1. Interpretation of Similar Gene Expression Reordering
Jeerayut Chaijaruwanich

2. Method Reorder Gene Expression of Diauxic Shifts
Map high level Gene Ontology (Molecular Functions, Biological Processes, and Cellular Components) onto reordered genes
Analyze distributions of Molecular Functions, Biological Processes, and Cellular Components according to reordered genes
histograms
clustering
PCA
The method of analysis is following. We use microarray from Brown’s Lab, diauxic shift, and reorder it with our algorithm. Then we try to map the function of genes to the order of reordered genes, and see its distribution. We expect to find some relationship between our reordering and functions of genes.

3. Gene Expression Reordering: Diauxic Shift
Microarray of diauxic shift is considered to reorder genes. The order of genes will be analyzed from slide 11.

4. High Level Gene Ontology
We want to see how our reordering can tell what happen in cell. So, we need to look at function of genes first, and see how many they are (slides 5-7), and how they are distributed according to diauxic shift phenomenon (slides 8-10).

5. This is the histogram that shows amount of genes involved in each molecular function. It just counts from ontology file in slide 4, not include microarray information yet.

6. Same as slide 5, but here we look at Biological process.

7. Same as slide 5, here is for cellular components.

8. Now, we plot the diauxic shift microarray in two-dimensions using Discriminant Analysis technique to show how molecular function of genes are distributed. We find that most genes expressed in the same manner, and we can not detected easily the function of genes from expression. The problem seems to be very difficult to us.

9. Same as slide 8, but we look at biological process.

10. Same as slide 8, but here for cellular components.

11. Now, we map the molecular function onto the gene reordered by our algorithm. The x-axis corresponds to the order of reordered genes, when doing histogram genes are grouped into 10 slots (~500 genes/group). The y-axis shows the number of genes involved in each function. We can see that it is difficult to capture out what this histogram says. We may need to reorganize this presentation in order to see it more clearly and easily. The slide 14 will group the functions that have similar pattern.

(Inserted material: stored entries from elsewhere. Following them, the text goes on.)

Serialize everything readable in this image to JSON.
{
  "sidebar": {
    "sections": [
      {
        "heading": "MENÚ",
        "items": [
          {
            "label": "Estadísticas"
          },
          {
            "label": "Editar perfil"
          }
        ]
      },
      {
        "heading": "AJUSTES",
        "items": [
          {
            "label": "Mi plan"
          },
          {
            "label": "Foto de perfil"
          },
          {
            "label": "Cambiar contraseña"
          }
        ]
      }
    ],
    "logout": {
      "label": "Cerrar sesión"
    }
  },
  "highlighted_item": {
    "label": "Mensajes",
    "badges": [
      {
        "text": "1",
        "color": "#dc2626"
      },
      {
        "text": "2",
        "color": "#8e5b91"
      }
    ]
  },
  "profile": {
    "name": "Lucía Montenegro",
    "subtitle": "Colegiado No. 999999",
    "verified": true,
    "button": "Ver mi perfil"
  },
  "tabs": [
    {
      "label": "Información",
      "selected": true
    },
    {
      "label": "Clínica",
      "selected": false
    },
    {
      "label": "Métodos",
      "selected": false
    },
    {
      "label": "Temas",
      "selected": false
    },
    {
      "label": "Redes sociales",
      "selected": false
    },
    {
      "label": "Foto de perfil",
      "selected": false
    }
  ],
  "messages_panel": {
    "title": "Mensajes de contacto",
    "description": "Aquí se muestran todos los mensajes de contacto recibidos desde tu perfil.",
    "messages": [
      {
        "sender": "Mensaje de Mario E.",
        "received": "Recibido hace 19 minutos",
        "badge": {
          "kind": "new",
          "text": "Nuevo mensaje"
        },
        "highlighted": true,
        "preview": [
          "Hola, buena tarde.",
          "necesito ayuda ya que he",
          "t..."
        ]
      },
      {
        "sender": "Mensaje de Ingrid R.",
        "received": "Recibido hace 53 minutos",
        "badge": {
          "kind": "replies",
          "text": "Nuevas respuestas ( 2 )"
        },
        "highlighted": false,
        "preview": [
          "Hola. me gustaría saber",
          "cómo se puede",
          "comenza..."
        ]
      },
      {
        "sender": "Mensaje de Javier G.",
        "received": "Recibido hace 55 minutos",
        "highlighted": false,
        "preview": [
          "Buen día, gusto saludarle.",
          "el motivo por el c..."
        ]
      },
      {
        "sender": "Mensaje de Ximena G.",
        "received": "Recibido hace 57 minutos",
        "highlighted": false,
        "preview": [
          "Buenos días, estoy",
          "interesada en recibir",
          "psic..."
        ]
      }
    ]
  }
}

12. Same as slide 11, but for Biological Process.

13. Same as slide 11, but for Cellular component.

14. Here, we try to group (cluster) the histogram pattern of slides 11, 12, 13, to see results more clearly. We just apply our reordering algorithm to the histogram data instead of microarray as usual. Figures in left hand side are original, and ones in right hand side are reordered.
The columns of each figure correspond to 10 histogram periods (x-axis) in slide 11, 12, and 13. The rows of each figure correspond to Molecular Functions, or Biological Processes, or Cellular Components. The intensity of colors in figures represents number of genes involved in such function at certain histogram period.
From this results, we cluster Molecular Functions, Biological Processes, and Cellular Components into 4 groups, and show in slides 15, 17, 19.

15. Here, we obtain 4 groups of Molecular Functions that have mostly the same pattern. The y-axis shows the number of genes involved, the x-axis shows the histogram periods (order of reordered genes ). The molecular functions in each cluster may suggest us certain common characteristic they behave during diauxic shift phenomenal. The interpretation of this results could be the contribution of our method.

16. Here, I plot the molecular functions, using data from Histogram in slide 11, to see how similar they are in Principle Component Analysis viewpoint. You can relate this slide with the slide 15, the objective is the same, to see which functions have similar characteristic.

17. Same as slide 15, but for Biological Processes.

18. Same as slide 16, but for Biological Processes.

19. Same as slide 15, but for Cellular Components.

20. Same as slide 16, but for Cellular Components.

21. Now, I try to focus on genes involved in certain functions
Now, I try to focus on genes involved in certain functions. Here, the oxidoreductase and RNA binding are chosen, because these two functions are quite different in histogram pattern, see slide 16. The difference of functions means also the difference of expressions in microarray data. (I already mentioned in slide 8 that genes involved in almost function express similarly, and it is hard to distinguish the functions from expression data.) Here, we choose the easiest cases which is almost different in expression between genes in two functions.

22. The data in slide 21 are plotted using Discriminant Analysis
The data in slide 21 are plotted using Discriminant Analysis. It shows that expression of genes involved in two functions are very similar. If we want to predict the function of a gene from its expression, we can plot such gene onto this graph and see which class (function) it is close to. The maximum likelihood method can be used to evaluated in term of probability. However, in this case you can see that even the most distinguish functions we choose (here are RNA binding and oxidoreductase), it is not easy to determine the function for some particular expression. (Note that the result in this slide does not use our reordering algorithm, only the expression from microarray. But the functions are chosen implicitly by our reordering.)
In conclusion, we find that the problem is not quite easy as many think. Gene expression data clustering might not be the key to discover function of genes. Our reordering algorithm allows us to find some relationship between functions in genomic scale. The interpret these obtaining results is not yet done. We need to go further, and get more in details.